Piratensender im Bundestag

Was haben Sie geschimpft, Regierung und viele Abgeordnete, als es um die bösen „Raubkopierer“ ging. Was hat die Polizei nicht alles unternommen, um die Piratensender zu erwischen, die die linke Szene in Berlin installiert hatte. Sternförmig rasten die Peilwagen durch Kreuzberg, ohne Erfolg, denn der Sender war selbst in einem fahrenden LKW versteckt. Und dann erst die linksextremen Zeitungen Interim und Radikal: Selbst das BKA war sich nicht zu schade, mit eigenen Agenten nach den Herstellern zu forschen. Das Thema Medien und Kriminalisierung ist seit vielen Jahren aktuell.

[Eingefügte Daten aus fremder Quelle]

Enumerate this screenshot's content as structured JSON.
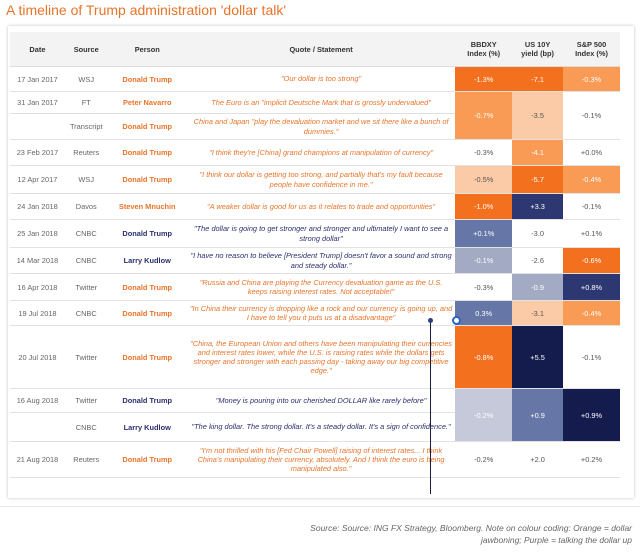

Und nun dies: Ausgerechnet im Deutschen Bundestag wird seit Langem ein illegaler Sender betrieben! Wie die Kommission Zulassung und Aufsicht (ZAK) der Landesmedienanstalten mitteilte, ist das Parlamentsfernsehen illegal. Ursprünglich wurden ja nur Parlamentsdebatten übertragen, Zugriff hatten lediglich eine begrenzte Zahl von Personen, wie Bundestagsmitarbeiter, Journalisten, Diplomaten. Damit sollte gewährleistet sein, dass sie immer auf dem aktuellen Stand der Diskussionen sind.
Mittlerweile aber ist der Sender frei empfangbar, sowohl als Livestream im Internet, als auch über Satellit und im Kabelfernsehen. Allein dies ist bereits fragwürdig, denn der Bundestag hat keine Sendelizenz und darf daher nur in einem räumlich eng begrenzten Umfeld senden, z.B. innerhalb des Reichstagsgebäudes. Tatsächlich aber sind die Sendungen bundesweit zu empfangen.
Doch es ist nicht bei den reinen Übertragungen der Debatten geblieben. Nach und nach wurde das Angebot ausgebaut, mittlerweile gibt es Interviews, Einspielfilme und sogar Talkshows. Das Parlamentsfernsehen hat sich zu einem regelrechten Infokanal entwickelt, ähnlich wie Phoenix.
Die Direktoren mehrerer Landesmedienanstalten haben den Sender nun als verfassungswidrig bezeichnet und das dem Bundestag auch mitgeteilt. Dort hält man den Einwand für übertrieben.
Offenbar gilt die Devise „Gleiches Recht für alle“ doch nicht für alle.